CINCINNATI (Reuters) - A University of Cincinnati police officer who fatally shot an unarmed black man has been charged with murder after a grand jury probe, the Hamilton County prosecutor said on Wednesday.
Prosecutor Joseph Deters called the July 19 shooting of Samuel Dubose, 43, "senseless" and totally unnecessary.
Deters said campus police officer Ray Tensing, who is white, had purposely shot Dubose, who was not resisting after he was pulled over for not having a front license plate on his car.
"I've been doing this for 30 years. This is the most asinine act I've ever seen a police officer make, totally unwarranted," Deters told reporters after meeting with Dubose's family.
Deters said Tensing would be arrested if he did not turn himself in. Media reports said he had surrendered.
A body camera video Deters played for reporters showed Tensing running after the slowly rolling car after the stop, and was not dragged by the car as the officer had reported.
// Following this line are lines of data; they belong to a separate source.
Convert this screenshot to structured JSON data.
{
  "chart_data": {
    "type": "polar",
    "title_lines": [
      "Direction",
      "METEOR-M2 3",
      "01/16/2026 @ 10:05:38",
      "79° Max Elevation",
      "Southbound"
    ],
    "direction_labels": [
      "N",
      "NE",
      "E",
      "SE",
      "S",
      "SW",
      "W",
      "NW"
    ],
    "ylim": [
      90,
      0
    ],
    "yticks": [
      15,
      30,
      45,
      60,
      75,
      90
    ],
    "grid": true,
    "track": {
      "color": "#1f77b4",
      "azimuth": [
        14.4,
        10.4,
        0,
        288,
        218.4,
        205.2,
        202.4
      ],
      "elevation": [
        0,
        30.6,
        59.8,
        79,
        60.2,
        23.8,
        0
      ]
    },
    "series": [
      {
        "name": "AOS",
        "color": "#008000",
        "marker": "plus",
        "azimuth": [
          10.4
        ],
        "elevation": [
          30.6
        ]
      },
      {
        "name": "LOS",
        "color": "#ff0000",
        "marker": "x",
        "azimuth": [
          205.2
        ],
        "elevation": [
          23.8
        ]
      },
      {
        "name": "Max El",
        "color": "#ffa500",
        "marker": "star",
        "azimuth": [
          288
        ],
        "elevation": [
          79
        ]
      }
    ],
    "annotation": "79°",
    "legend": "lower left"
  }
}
Deters also said Tensing failed to issue simple, nonviolent commands.
The city was bracing for possible unrest after the announcement of the grand jury's decision and the University of Cincinnati had shut down in case of protests. The university said it will review its policing strategy in the wake of the shooting.
The incident was the latest in a series of fatal police confrontations across the United States that have raised questions about police use of force against minorities.
The family had sought the release of the video and hundreds of protesters marched on Sunday in Cincinnati demanding it be made public. Deters said he did not want to taint the grand jury by releasing it before they reviewed the case.
The family saw the video on Wednesday for the first time and met with Cincinnati Mayor John Cranley.
The family urged calm in the community, according to Cranley spokesman Kevin Osborne.
Dubose's family has hired attorney Mark O'Mara, who represented George Zimmerman, the Florida man who was acquitted in the 2012 shooting death of black teenager Trayvon Martin.